Risk aversion, leeriness of liability, concern over replacement costs, unfamiliarity with maintenance requirements etc. all contribute to a reluctance to innovate.  Again with city DOTs- some would rather install a streetscape in the same obsolete manner that it has been done for 30 years, because estimators know how to estimate it and installers know how to install it.  There is no money in the razor-thin budget to design and test anything new; perhaps the city code doesn't explicitly include it.  Bureaucracy can present a huge hurdle to innovation.  In one city, designers are unable to select a tree species that does not appear on the existing list.  Not because an arborist takes great care with the list; rather it is because every construction component must have a unique line item code in order to be included in a project, and it's too difficult to get something added to the master list. On the approved species list is Bradford pear, simply because it already has an assigned line item code. (If you're unfamiliar with the shortcomings of the Bradford pear, send me and email and I'll bring you up to speed.) Where is the flexibility and willingness to invest in innovative methods to address infrastructure problems?  To be blunt, municipal governments aren't driven to turn a profit in the same way as the private firms performing the design and construction work. As a taxpayer, I'd like to see funds allocated to absorb the risk associated with testing innovation in urban forestry as a tool for improved city function.
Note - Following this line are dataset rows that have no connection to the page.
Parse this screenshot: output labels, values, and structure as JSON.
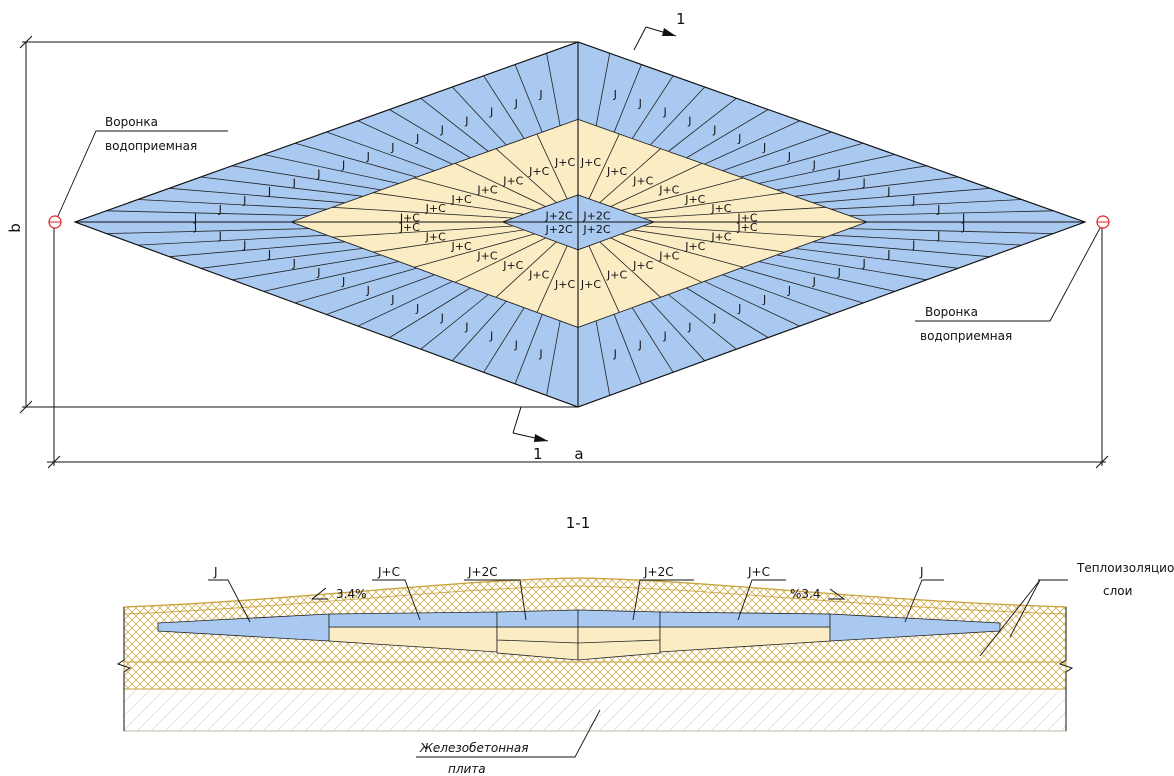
{
  "plan": {
    "dim_width": "a",
    "dim_height": "b",
    "section_mark": "1",
    "funnel_left": [
      "Воронка",
      "водоприемная"
    ],
    "funnel_right": [
      "Воронка",
      "водоприемная"
    ],
    "tile_outer": "J",
    "tile_middle": "J+C",
    "tile_inner": "J+2C"
  },
  "section": {
    "title": "1-1",
    "callout_j_left": "J",
    "callout_jc_left": "J+C",
    "callout_j2c_left": "J+2C",
    "callout_j2c_right": "J+2C",
    "callout_jc_right": "J+C",
    "callout_j_right": "J",
    "slope_left": "3.4%",
    "slope_right": "%3.4",
    "insulation_label": [
      "Теплоизоляционные",
      "слои"
    ],
    "slab_label": [
      "Железобетонная",
      "плита"
    ]
  },
  "colors": {
    "blue_fill": "#a9c9f0",
    "yellow_fill": "#fbecc4",
    "funnel_marker": "#e02020",
    "insulation_hatch": "#c9a23a"
  }
}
Take my taxes and lead the way in experimental new methods that can become the new and improved standard to beat.

There are many municipalities that are actively pursuing the benefits of the urban forest and they will be highlighted in later posts. There is nothing new that needs to be invented in order for us to tackle these problems; our culture is primed for multi-pronged investments in our cities.  Urban forestry, able to be implemented at any scale, is the low hanging fruit.